The somebody who was in the room didn’t hear him enter, so they didn’t turn around. They kept doing what they were doing, which was that they were looking through his drawers. Head inside, both hands digging, clothing flying everywhere. Funny, that’s how Charles got dressed too. Maybe this somebody was like him. Human.
“Hello?” he said.
The person stood up with a jerk and a shout and spun around to face him.
“Oh,” Charles 5352 said
“Oh,” Charles 5353 said
“I didn’t realize it was already time.”
“It’s not supposed to be. I think there was a glitch.”
“Oh.”
“Yeah. It’s kind of a problem.”
Charles thought about this. He was looking at his mirror image. Of course he was. Every Charles was exactly the same since they were all clones of the original Charles. They all knew how to run the ship and how to repair what needed fixing. That’s why they had to stay awake and live their lives as the ship traveled. But there were only enough resources for one Charles at a time. They weren’t supposed to overlap.
“Oh,” he said again. Kind of sadly this time.
“Yeah, I know. It’s early, but it’s time.”
Charles shrugged his shoulders.

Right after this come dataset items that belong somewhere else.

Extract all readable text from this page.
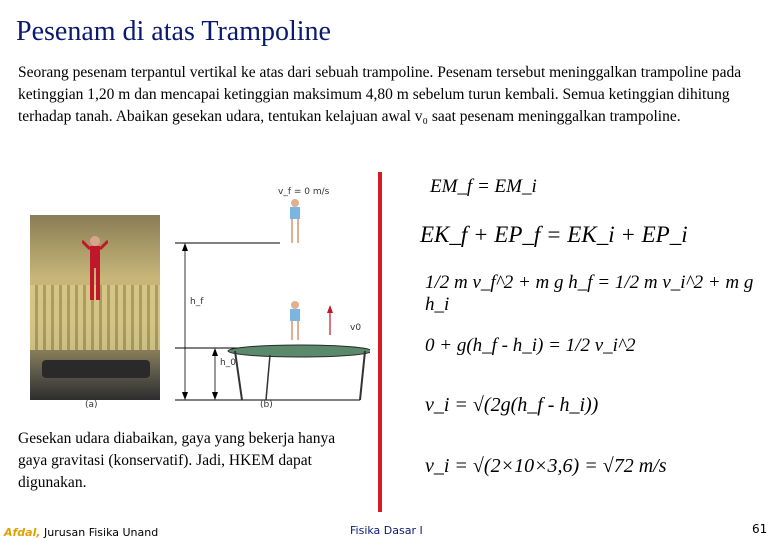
Pesenam di atas Trampoline
Seorang pesenam terpantul vertikal ke atas dari sebuah trampoline. Pesenam tersebut meninggalkan trampoline pada ketinggian 1,20 m dan mencapai ketinggian maksimum 4,80 m sebelum turun kembali. Semua ketinggian dihitung terhadap tanah. Abaikan gesekan udara, tentukan kelajuan awal v₀ saat pesenam meninggalkan trampoline.
(a)
v_f = 0 m/s
v0
h_f
h_0
(b)
EM_f = EM_i
EK_f + EP_f = EK_i + EP_i
1/2 m v_f^2 + m g h_f = 1/2 m v_i^2 + m g h_i
0 + g(h_f - h_i) = 1/2 v_i^2
v_i = √(2g(h_f - h_i))
v_i = √(2×10×3,6) = √72 m/s
Gesekan udara diabaikan, gaya yang bekerja hanya gaya gravitasi (konservatif). Jadi, HKEM dapat digunakan.
Afdal, Jurusan Fisika Unand	Fisika Dasar I	61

It was OK. He’d had enough time to get to know Mom and to learn all about Paulo and Mario and even Fredo and Marko a little bit. It had been a good time. Now he had to do what was necessary for the good of the ship. It was time to go home.

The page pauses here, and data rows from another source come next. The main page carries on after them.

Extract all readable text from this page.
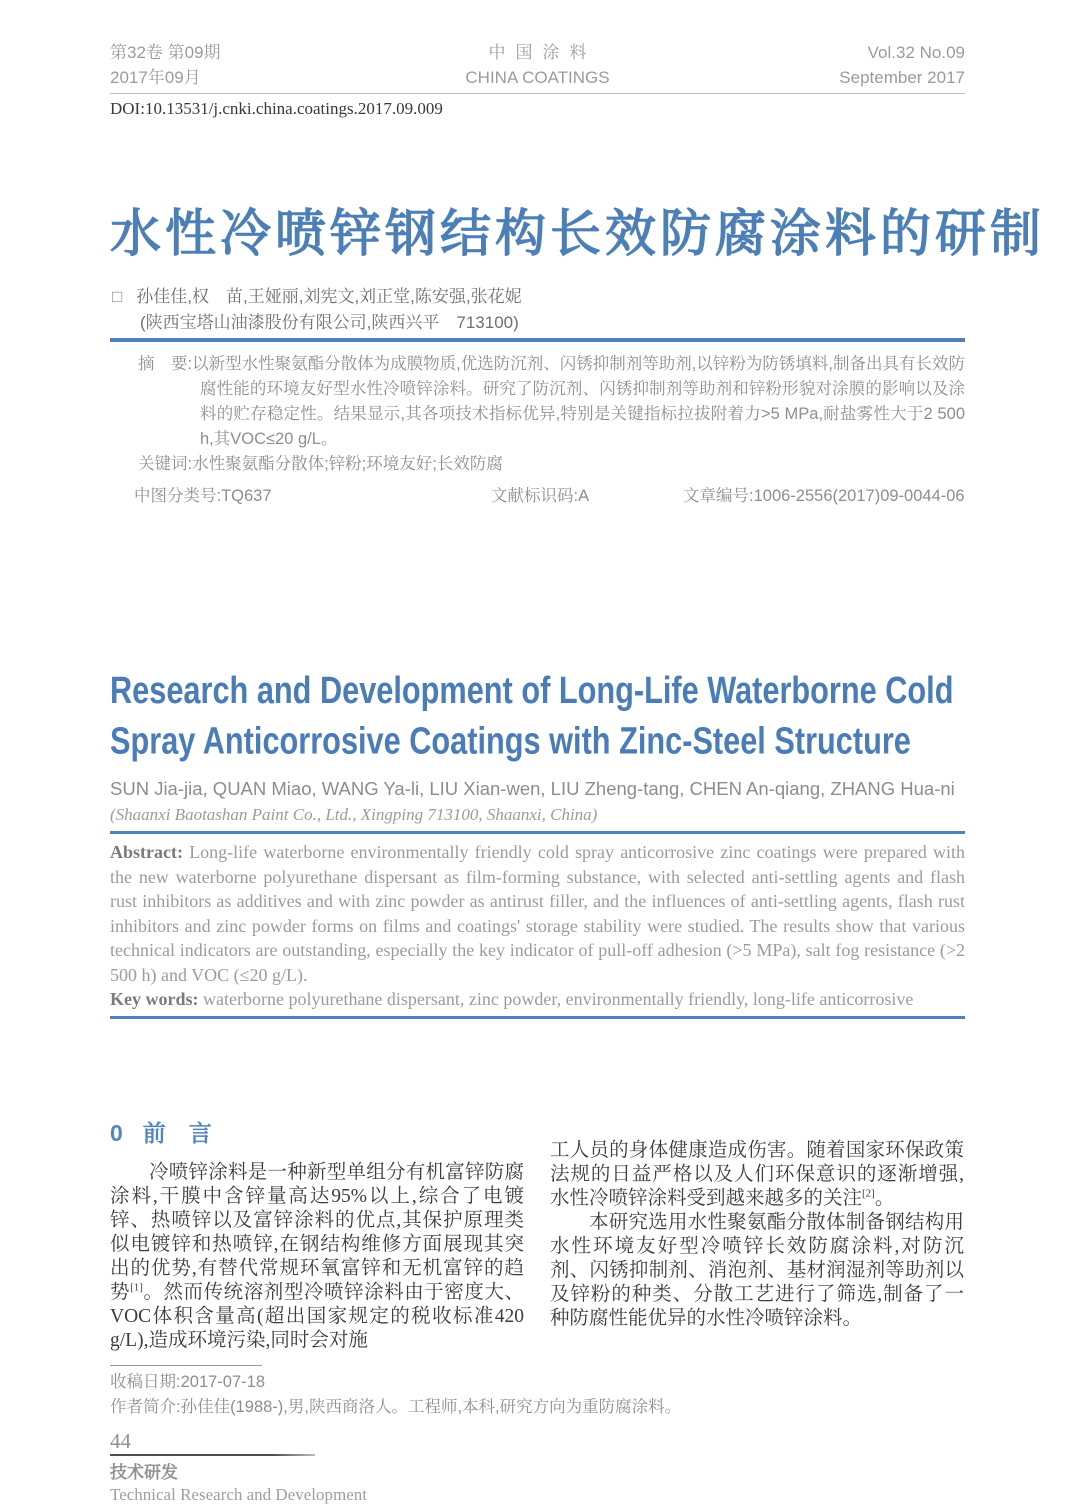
第32卷 第09期
2017年09月
中国涂料
CHINA COATINGS
Vol.32 No.09
September 2017
DOI:10.13531/j.cnki.china.coatings.2017.09.009
水性冷喷锌钢结构长效防腐涂料的研制
□ 孙佳佳,权　苗,王娅丽,刘宪文,刘正堂,陈安强,张花妮
(陕西宝塔山油漆股份有限公司,陕西兴平　713100)

摘　要:以新型水性聚氨酯分散体为成膜物质,优选防沉剂、闪锈抑制剂等助剂,以锌粉为防锈填料,制备出具有长效防腐性能的环境友好型水性冷喷锌涂料。研究了防沉剂、闪锈抑制剂等助剂和锌粉形貌对涂膜的影响以及涂料的贮存稳定性。结果显示,其各项技术指标优异,特别是关键指标拉拔附着力>5 MPa,耐盐雾性大于2 500 h,其VOC≤20 g/L。

关键词:水性聚氨酯分散体;锌粉;环境友好;长效防腐

中图分类号:TQ637	文献标识码:A	文章编号:1006-2556(2017)09-0044-06
Research and Development of Long-Life Waterborne Cold
Spray Anticorrosive Coatings with Zinc-Steel Structure
SUN Jia-jia, QUAN Miao, WANG Ya-li, LIU Xian-wen, LIU Zheng-tang, CHEN An-qiang, ZHANG Hua-ni
(Shaanxi Baotashan Paint Co., Ltd., Xingping 713100, Shaanxi, China)

Abstract: Long-life waterborne environmentally friendly cold spray anticorrosive zinc coatings were prepared with the new waterborne polyurethane dispersant as film-forming substance, with selected anti-settling agents and flash rust inhibitors as additives and with zinc powder as antirust filler, and the influences of anti-settling agents, flash rust inhibitors and zinc powder forms on films and coatings' storage stability were studied. The results show that various technical indicators are outstanding, especially the key indicator of pull-off adhesion (>5 MPa), salt fog resistance (>2 500 h) and VOC (≤20 g/L).

Key words: waterborne polyurethane dispersant, zinc powder, environmentally friendly, long-life anticorrosive

0 前　言

冷喷锌涂料是一种新型单组分有机富锌防腐涂料,干膜中含锌量高达95%以上,综合了电镀锌、热喷锌以及富锌涂料的优点,其保护原理类似电镀锌和热喷锌,在钢结构维修方面展现其突出的优势,有替代常规环氧富锌和无机富锌的趋势[1]。然而传统溶剂型冷喷锌涂料由于密度大、VOC体积含量高(超出国家规定的税收标准420 g/L),造成环境污染,同时会对施

工人员的身体健康造成伤害。随着国家环保政策法规的日益严格以及人们环保意识的逐渐增强,水性冷喷锌涂料受到越来越多的关注[2]。

本研究选用水性聚氨酯分散体制备钢结构用水性环境友好型冷喷锌长效防腐涂料,对防沉剂、闪锈抑制剂、消泡剂、基材润湿剂等助剂以及锌粉的种类、分散工艺进行了筛选,制备了一种防腐性能优异的水性冷喷锌涂料。

收稿日期:2017-07-18

作者简介:孙佳佳(1988-),男,陕西商洛人。工程师,本科,研究方向为重防腐涂料。

44
技术研发
Technical Research and Development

So he got in a tiny little seed pod, let the systems shut his body down into stasis and then he was shot back toward Earth. A long range communication packet that would arrive back on the home world to report on the journey and let everyone know that the colony ship was still heading straight and true for their next world. A lovely little m-class planet 25 light years away that was going to make for a wonderful place to live. As long as it had no spiders. Charles hated spiders.